The university claim that the suspensions are put in place so that the students who are under police investigation do not have to pay fees whilst it is being carried out, a somewhat unbelievable suggestion that the management are altruistically helping the suspendees. So the denial of welfare services (counselling as well as Guild Advice and Representation services) to these students, as well as any others with any level of involvement in the recent protests severely undermines any pretence of concern the university claims it has for its students.
Ultimately, when the university chooses to place student wellbeing services and student disciplinary procedures in the hands of the same man – Chris Twine – it demonstrates certain truths about the institution itself. Students are only eligible for confidential, adequate care from the university if they conform and do not dissent against the continuing privatisation of said institution.

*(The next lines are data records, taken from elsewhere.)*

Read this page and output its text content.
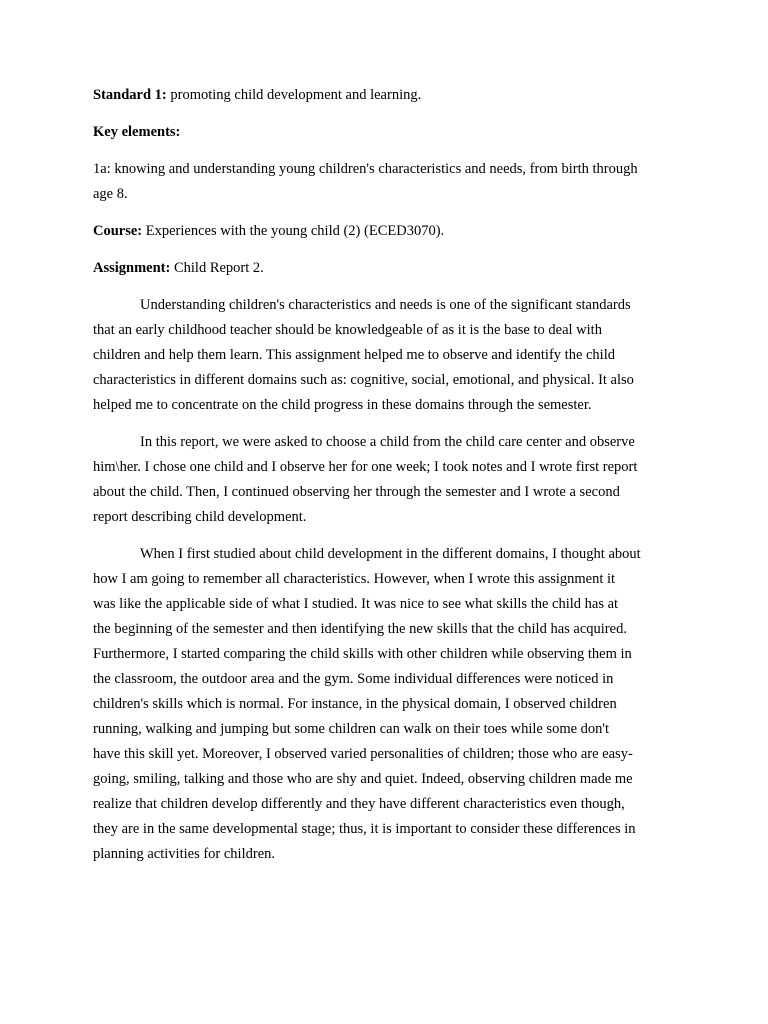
Standard 1: promoting child development and learning.
Key elements:
1a: knowing and understanding young children's characteristics and needs, from birth through
age 8.
Course: Experiences with the young child (2) (ECED3070).
Assignment: Child Report 2.
Understanding children's characteristics and needs is one of the significant standards
that an early childhood teacher should be knowledgeable of as it is the base to deal with
children and help them learn. This assignment helped me to observe and identify the child
characteristics in different domains such as: cognitive, social, emotional, and physical. It also
helped me to concentrate on the child progress in these domains through the semester.
In this report, we were asked to choose a child from the child care center and observe
him\her. I chose one child and I observe her for one week; I took notes and I wrote first report
about the child. Then, I continued observing her through the semester and I wrote a second
report describing child development.
When I first studied about child development in the different domains, I thought about
how I am going to remember all characteristics. However, when I wrote this assignment it
was like the applicable side of what I studied. It was nice to see what skills the child has at
the beginning of the semester and then identifying the new skills that the child has acquired.
Furthermore, I started comparing the child skills with other children while observing them in
the classroom, the outdoor area and the gym. Some individual differences were noticed in
children's skills which is normal. For instance, in the physical domain, I observed children
running, walking and jumping but some children can walk on their toes while some don't
have this skill yet. Moreover, I observed varied personalities of children; those who are easy-
going, smiling, talking and those who are shy and quiet. Indeed, observing children made me
realize that children develop differently and they have different characteristics even though,
they are in the same developmental stage; thus, it is important to consider these differences in
planning activities for children.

Those that do so are excluded not just from their studies, but from their right to basic psychological care, without the fear that anything they may say in those sessions may be used against them in the unfair disciplinary procedures run by the very same person that controls all of student welfare.
I could not talk about the issues most affecting me during my counselling, which could potentially compromise my ability to fight for the issues that mater most to me. For the suspended students and those under disciplinaries, this presents an even worse a problem – the undemocratic and unethical practices of the university extend into the places in which impartiality and understanding should be most present.